Thor Lancelot Simon tls at rek.tjls.com
Thu Oct 2 11:56:53 EDT 2003


On Thu, Oct 02, 2003 at 02:21:29PM +0100, Jill Ramonsky wrote:
> 
> Thanks everyone for the SSL encouragement. I'm going to have a quick 
> re-read of Eric's book over the weekend and then start thinking about 
> what sort of "easy to use" implementation I could do. I was thinking of 
> doing a C++ implentation with classes and templates and stuff. (By 
> contrast OpenSSL is a C implementation). Anyone got any thoughts on 

A C++ implementation will be much less useful to many potential users;
perhaps the most underserved set of potential SSL/TLS users is in the
embedded space, and they often can't afford to, or won't, carry a C++
runtime around with them.  We learned this lesson with FreSSH and
threads.

I would strongly recommend a C implementation with an optional C++
interface, if C++ is the way you want to go.

Also, I'd consider, for simplicity's sake, at least at first, implementing
*only* TLS, and *only* the required ciphers/MACs (actually, using others'
implementations of the ciphers/MACs, even the OpenSSL or cryptlib ones,
is probably not just acceptable but actually a _really good idea_.)  The
major problems with OpenSSL are, from my point of view, caused by severe
overengineering in the areas of:

1) Configuration
2) ASN.1/X.509 handling
3) Tightly-coupled support for the many diverse variants of SSL/TLS.

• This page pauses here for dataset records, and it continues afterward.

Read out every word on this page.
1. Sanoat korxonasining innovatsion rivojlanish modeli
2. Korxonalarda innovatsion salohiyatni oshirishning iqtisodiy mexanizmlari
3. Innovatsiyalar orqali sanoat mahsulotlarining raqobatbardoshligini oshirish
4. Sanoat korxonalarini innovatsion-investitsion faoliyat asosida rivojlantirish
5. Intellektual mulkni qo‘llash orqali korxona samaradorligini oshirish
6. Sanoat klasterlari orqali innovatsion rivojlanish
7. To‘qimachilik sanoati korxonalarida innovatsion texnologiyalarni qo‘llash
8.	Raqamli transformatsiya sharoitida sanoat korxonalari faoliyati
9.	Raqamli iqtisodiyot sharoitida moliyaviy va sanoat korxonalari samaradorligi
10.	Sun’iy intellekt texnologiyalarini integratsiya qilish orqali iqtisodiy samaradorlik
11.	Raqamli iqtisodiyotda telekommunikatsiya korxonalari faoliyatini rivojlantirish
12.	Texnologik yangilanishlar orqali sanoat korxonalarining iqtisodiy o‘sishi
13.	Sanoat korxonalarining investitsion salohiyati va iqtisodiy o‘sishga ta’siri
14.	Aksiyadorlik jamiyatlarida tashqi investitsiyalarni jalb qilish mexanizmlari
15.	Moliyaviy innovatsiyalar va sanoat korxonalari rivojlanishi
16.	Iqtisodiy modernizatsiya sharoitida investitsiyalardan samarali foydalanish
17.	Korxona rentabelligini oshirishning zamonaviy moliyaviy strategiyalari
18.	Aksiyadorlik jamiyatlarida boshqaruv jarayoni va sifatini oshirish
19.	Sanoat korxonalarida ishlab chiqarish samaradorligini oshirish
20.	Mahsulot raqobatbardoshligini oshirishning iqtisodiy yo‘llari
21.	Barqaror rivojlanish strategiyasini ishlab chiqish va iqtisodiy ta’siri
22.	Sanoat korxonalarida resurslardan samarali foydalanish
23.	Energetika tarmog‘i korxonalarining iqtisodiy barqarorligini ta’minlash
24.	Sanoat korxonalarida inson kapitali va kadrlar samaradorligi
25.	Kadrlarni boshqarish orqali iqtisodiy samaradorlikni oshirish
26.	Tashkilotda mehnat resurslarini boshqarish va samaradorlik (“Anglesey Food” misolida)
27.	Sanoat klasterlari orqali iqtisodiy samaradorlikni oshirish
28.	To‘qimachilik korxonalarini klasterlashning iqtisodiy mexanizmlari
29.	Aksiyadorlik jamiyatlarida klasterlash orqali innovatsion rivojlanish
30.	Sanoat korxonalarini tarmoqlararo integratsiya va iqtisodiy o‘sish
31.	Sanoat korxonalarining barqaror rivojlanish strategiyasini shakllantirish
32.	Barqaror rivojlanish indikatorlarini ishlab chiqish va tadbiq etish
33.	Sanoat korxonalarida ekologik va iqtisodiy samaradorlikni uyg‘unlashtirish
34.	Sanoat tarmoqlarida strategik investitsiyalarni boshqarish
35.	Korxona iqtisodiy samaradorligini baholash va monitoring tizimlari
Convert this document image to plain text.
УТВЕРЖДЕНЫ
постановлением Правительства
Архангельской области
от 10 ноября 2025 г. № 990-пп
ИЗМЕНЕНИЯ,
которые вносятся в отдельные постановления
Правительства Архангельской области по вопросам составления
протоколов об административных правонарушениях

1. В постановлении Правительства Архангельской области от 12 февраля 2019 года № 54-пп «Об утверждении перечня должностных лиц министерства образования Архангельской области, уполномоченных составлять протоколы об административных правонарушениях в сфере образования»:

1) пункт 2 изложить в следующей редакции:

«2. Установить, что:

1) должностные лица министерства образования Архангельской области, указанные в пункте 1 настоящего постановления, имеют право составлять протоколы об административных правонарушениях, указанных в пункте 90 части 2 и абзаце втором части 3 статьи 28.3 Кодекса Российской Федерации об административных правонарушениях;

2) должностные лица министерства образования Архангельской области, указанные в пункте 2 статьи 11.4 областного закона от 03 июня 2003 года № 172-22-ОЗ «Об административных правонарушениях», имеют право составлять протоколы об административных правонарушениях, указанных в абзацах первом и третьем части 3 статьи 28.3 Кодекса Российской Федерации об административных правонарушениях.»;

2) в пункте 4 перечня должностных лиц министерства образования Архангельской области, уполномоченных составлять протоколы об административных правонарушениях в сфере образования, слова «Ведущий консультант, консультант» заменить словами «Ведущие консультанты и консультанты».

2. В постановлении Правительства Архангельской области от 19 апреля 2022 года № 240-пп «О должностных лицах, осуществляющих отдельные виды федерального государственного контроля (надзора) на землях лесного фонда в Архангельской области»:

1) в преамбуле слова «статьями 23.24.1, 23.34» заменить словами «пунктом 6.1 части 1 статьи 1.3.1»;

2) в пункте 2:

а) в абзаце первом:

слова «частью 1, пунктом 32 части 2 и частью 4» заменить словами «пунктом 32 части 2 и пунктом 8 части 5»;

As far as what OpenSSL does, if you simply abandon outright any hope of
acting as a certificate authority, etc. you can punt a huge amount of
complexity; if you punt SSL, you'll lose quite a bit more.  As far as the
programming interface goes, I'd read Eric's book and then think hard about
what people actually use SSL/TLS for in the real world.  It's horrifying
to note that OpenSSL doesn't even have a published interface for a some of
these operations.  For example, there is no simple way to do the most
common certificate validation operation: take a certificate and an optional
chain, and check that the certificate is signed by an accepted root CA, or
that each certificate in the chain has the signing property and that the
chain reaches that CA -- which would be okay if OpenSSL did the validation
for you automatically, but it doesn't, really.

>From my point of view, a _very_ simple interface that:

1) Creates a socket-like connection object

2) Allows configuration of the expected identity of the party at the other
   end, and, optionally, parameters like acceptable cipher suite

3) Connects, returning error if the identity doesn't match.  It's
   probably a good idea to require the application to explicitly
   do another function call validating the connection if it decides to
   continue despite an identity mismatch; this will avoid a common,
   and dangerous, programmer errog.

4) Provides select/read operations thereafter.

Would serve the purposes of 90+% of client applications.  On the server
side, you want a bit more, and you may want a slightly finer-grained
extended interface for the client, but still, you can catch a _huge_
fraction of what people do now with only the interface listed above.